Saturday 30 May 2009

Carbon Expo CONference

I like Barcelona. In fact, I love the place. So it’s a shame that it just hosted a hideous rabble of bankers and investors punch drunk on the rich elixir of carbon trading, clamoring to learn how such an egregious, misguided ‘solution’ to climate change can earn them a bit more coin in the future.

These deluded beings were at Carbon Expo, an annual “global meeting point for companies operating on the CO2 market… [an] international platform to inform yourself about the latest CO2 projects and climate development.”

A key component of this CO2 market is something called emissions trading, something which is certain to be addressed at the COP15 conference in Copenhagen in December. One of the overriding feelings emanating from the Expo was the belief the industry should lobby policy makers to try and ensure a deal more conducive to the carbon markets is reached at Copenhagen.

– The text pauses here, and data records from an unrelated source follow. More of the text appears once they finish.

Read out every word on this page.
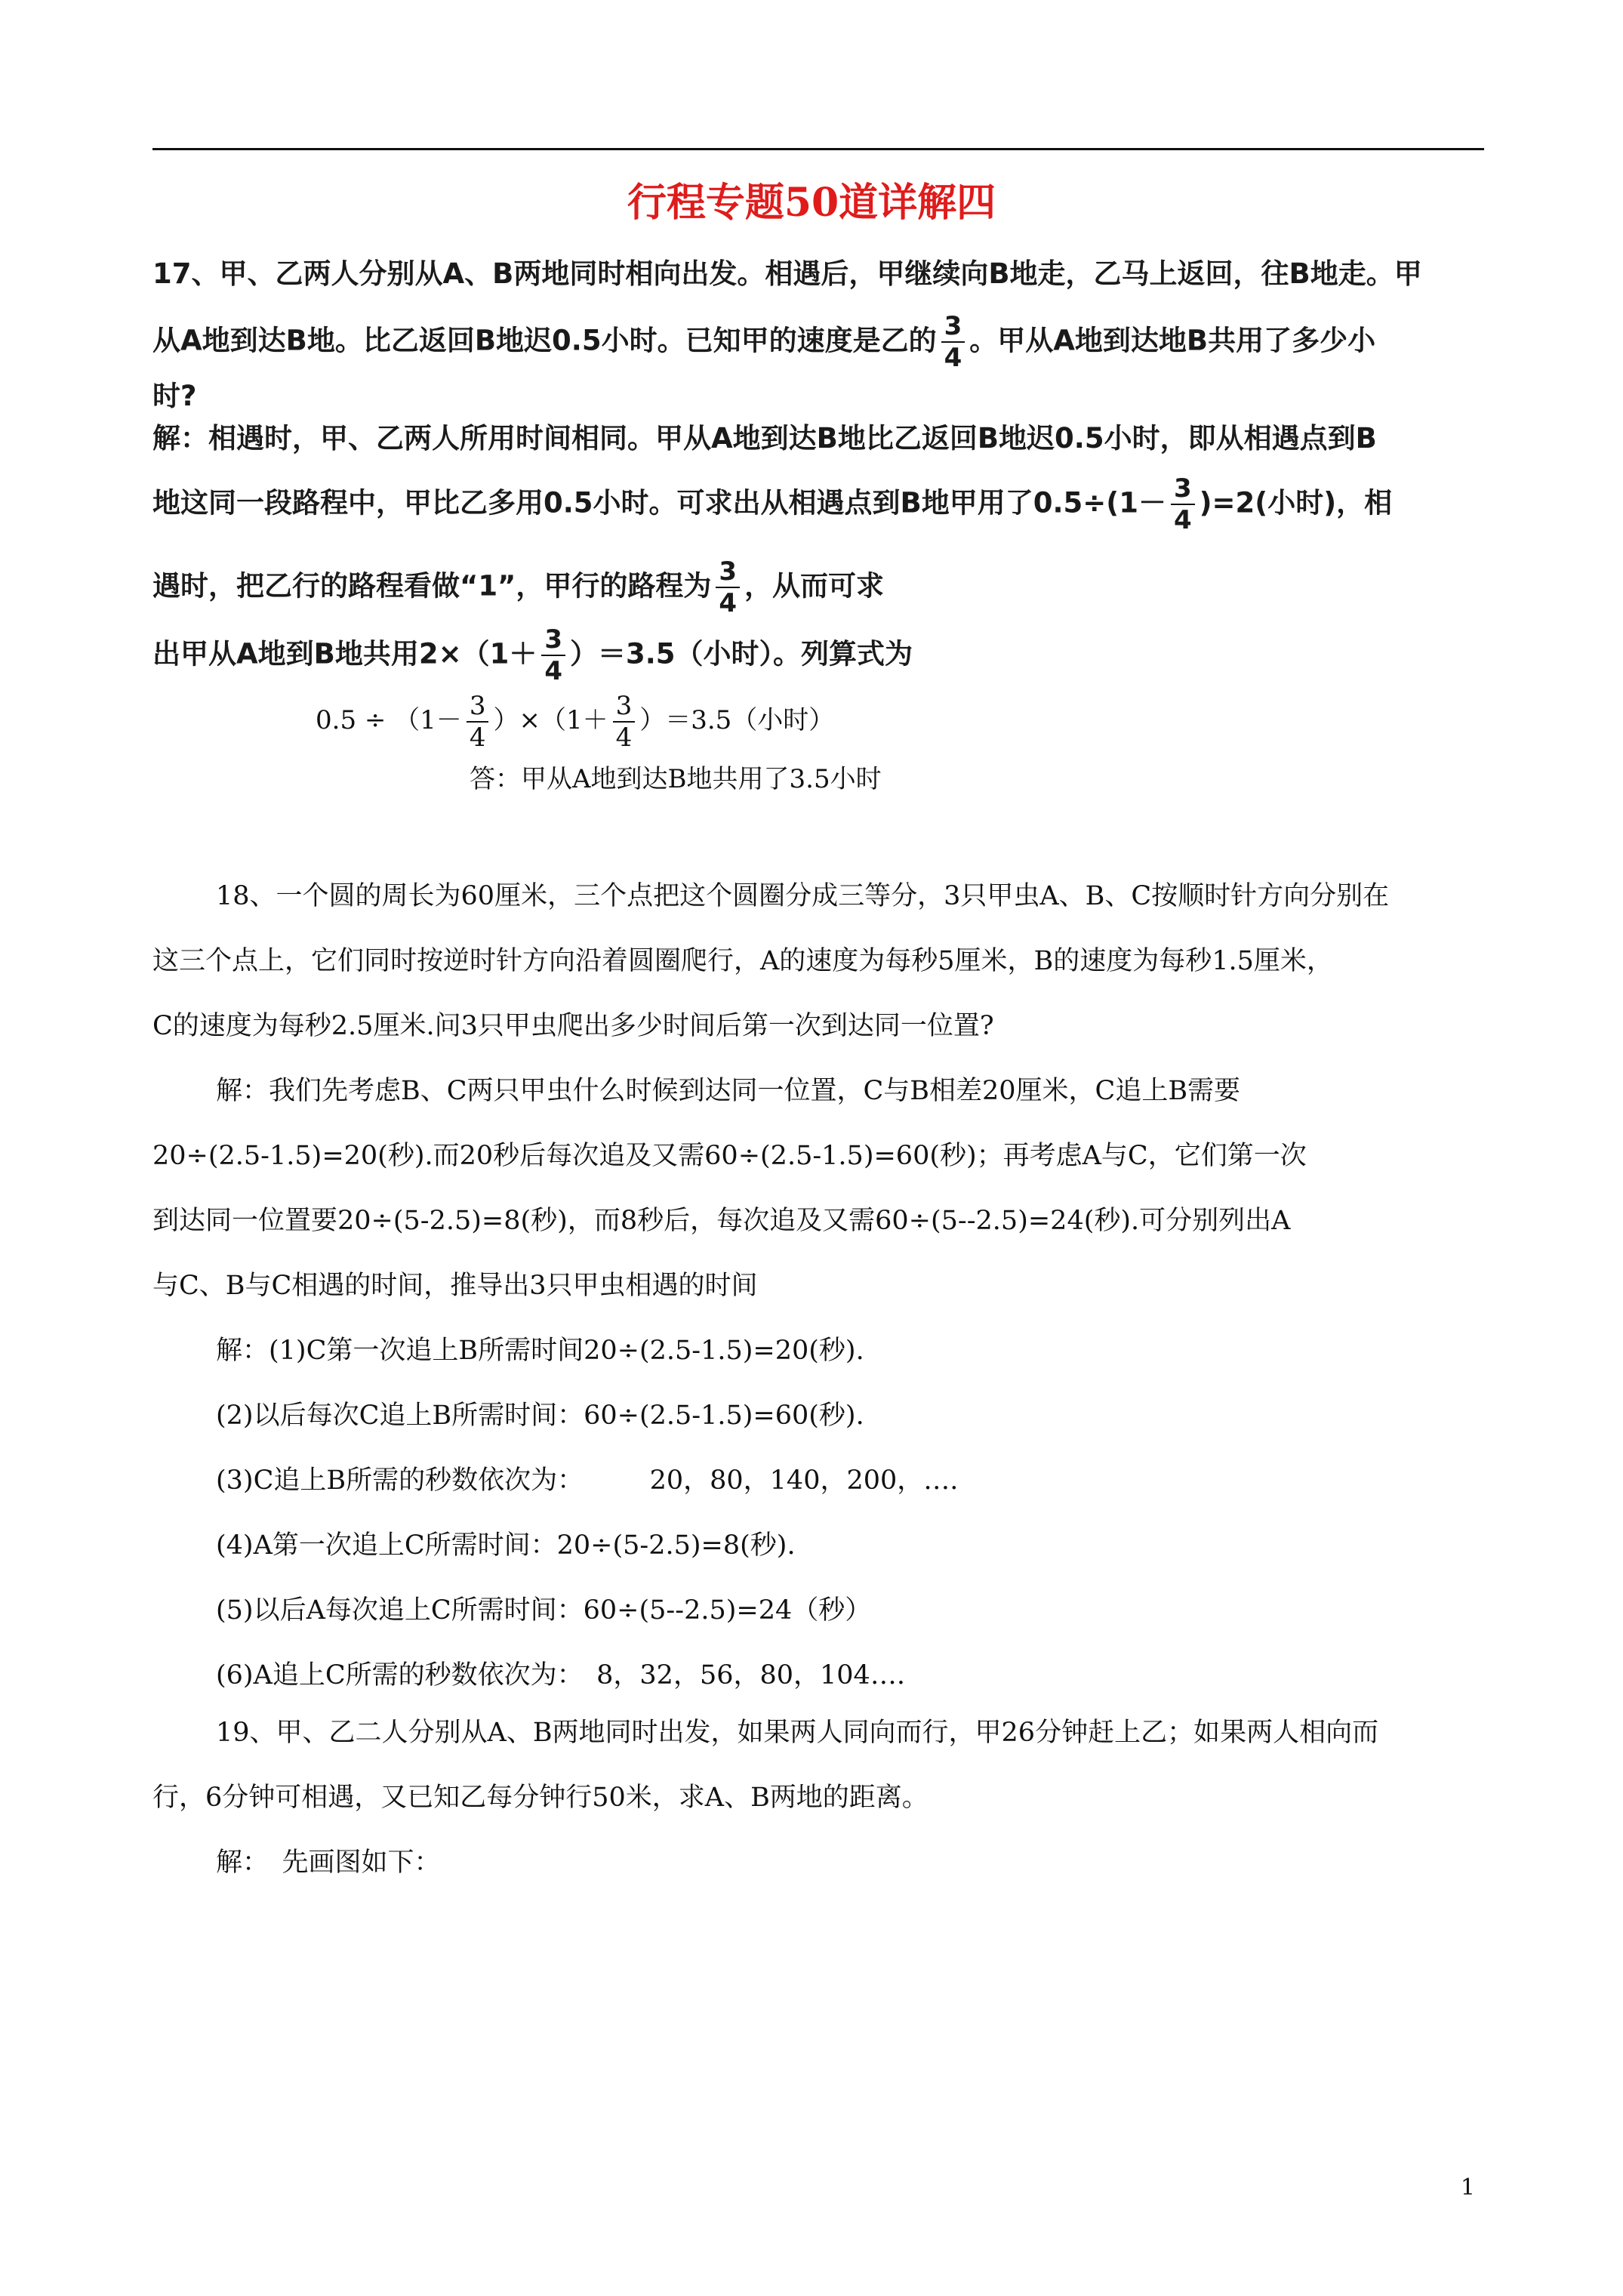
行程专题50道详解四
17、甲、乙两人分别从A、B两地同时相向出发。相遇后，甲继续向B地走，乙马上返回，往B地走。甲
从A地到达B地。比乙返回B地迟0.5小时。已知甲的速度是乙的 $\frac{3}{4}$ 。甲从A地到达地B共用了多少小
时?
解：相遇时，甲、乙两人所用时间相同。甲从A地到达B地比乙返回B地迟0.5小时，即从相遇点到B
地这同一段路程中，甲比乙多用0.5小时。可求出从相遇点到B地甲用了$0.5\div(1- \frac{3}{4} )=2$(小时)，相
遇时，把乙行的路程看做“1”，甲行的路程为 $\frac{3}{4}$ ，从而可求
出甲从A地到B地共用$2\times(1+ \frac{3}{4} )=3.5$（小时）。列算式为
$0.5 \div (1- \frac{3}{4} )\times(1+ \frac{3}{4} )=3.5$（小时）
答：甲从A地到达B地共用了3.5小时
18、一个圆的周长为60厘米，三个点把这个圆圈分成三等分，3只甲虫A、B、C按顺时针方向分别在
这三个点上，它们同时按逆时针方向沿着圆圈爬行，A的速度为每秒5厘米，B的速度为每秒1.5厘米，
C的速度为每秒2.5厘米.问3只甲虫爬出多少时间后第一次到达同一位置?
解：我们先考虑B、C两只甲虫什么时候到达同一位置，C与B相差20厘米，C追上B需要
20÷(2.5-1.5)=20(秒).而20秒后每次追及又需60÷(2.5-1.5)=60(秒)；再考虑A与C，它们第一次
到达同一位置要20÷(5-2.5)=8(秒)，而8秒后，每次追及又需60÷(5--2.5)=24(秒).可分别列出A
与C、B与C相遇的时间，推导出3只甲虫相遇的时间
解：(1)C第一次追上B所需时间20÷(2.5-1.5)=20(秒).
(2)以后每次C追上B所需时间：60÷(2.5-1.5)=60(秒).
(3)C追上B所需的秒数依次为：　　　20，80，140，200，….
(4)A第一次追上C所需时间：20÷(5-2.5)=8(秒).
(5)以后A每次追上C所需时间：60÷(5--2.5)=24（秒）
(6)A追上C所需的秒数依次为：　8，32，56，80，104….
19、甲、乙二人分别从A、B两地同时出发，如果两人同向而行，甲26分钟赶上乙；如果两人相向而
行，6分钟可相遇，又已知乙每分钟行50米，求A、B两地的距离。
解：　先画图如下：
1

The problem is; carbon trading is not an effective remedy. It ‘works’ by placing a cap on emissions whilst governments hand out permits to pollute, which can also be traded between people who have too many or too few. Over time, the cap is lowered, permits become scarce and their cost increases, forcing their owners to look towards renewable energy rather than fossil fuels.

The easiest way to rebuff this mechanism would be to point out that the price of carbon has actually fallen over the past twelve months.

But the real problem is more systemic. The reductions targets are based on the wholly inadequate Kyoto Protocol; reductions claims are privy to 'creative accounting'; the Clean Development Mechanism (CDM), which is essentially offsetting, is nothing more than a license to print money for polluters; deforestation, which accounts for around one-fifth of emissions, is excluded from CDM; and there's a distinct lack of social justice, with the developing world forced to pick our carbon bill and emissions reduction projects forced on people who won't benefit from them. I could go on .

And if that doesn't scare you, how about the fact that this market is based on essentially the same phoney economics as the handcart-to-hell financial system that has now collapsed like a house of cards? One bigwig said of the carbon market: "I guess in some ways it's akin to subprime... You keep layering on crap until you say, 'We can't do this anymore.'"

This is reflected in the audience this particular conference attracts. As well as big, carbon intensive industry, "financial intermediaries, law firms, brokerage firms, accounting and auditing firms, and carbon market consultants" are cited in literature from the organisers, whose barometer for success would appear to be measured on the size of the previous year's conference rather than any direct effect on reducing the amount of carbon pumped into the atmosphere.

If anything is revealing of their actual commitment to tackling climate change, it's these words from Indra Nooyi, the chief executive officer of PepsiCo, who said: "The fact that I flew here for 1.5 hours to sit on a panel then I'm flying straight back to the US is an example of our commitment to environmental sustainability."

Ye Gods! The last thing we need is these pseudo-environmentalists pressuring the politicos to bow to their demands and make concessions to emissions traders to tie-in climate change prevention with unsustainable economic growth, all so they can make a bit of dollar.

Some things are simply too important to be left to the market. The carbon market is an artificial concept that commodifies something that can’t be valued, placing blind trust in the magical powers of voodoo economics to reduce emissions rather than taking positive action. Carbon trading is like trying to source the cheapest materials for an Anderson shelter whilst the German bombs rain down on your pretty little suburb. The markets are saying "here's the money" before figuring out what the solution is.

Climate change is happening, it's already affecting people in parts of the planet nobody cares about and no amount of quibbling over a few dollars here and there is going to stem global warming unless action is taken now. The only way to abate climate change is to stop extracting fossil fuels. It's all well and good making a few billion in the carbon market but if you have no planet to spend it on, what's the point?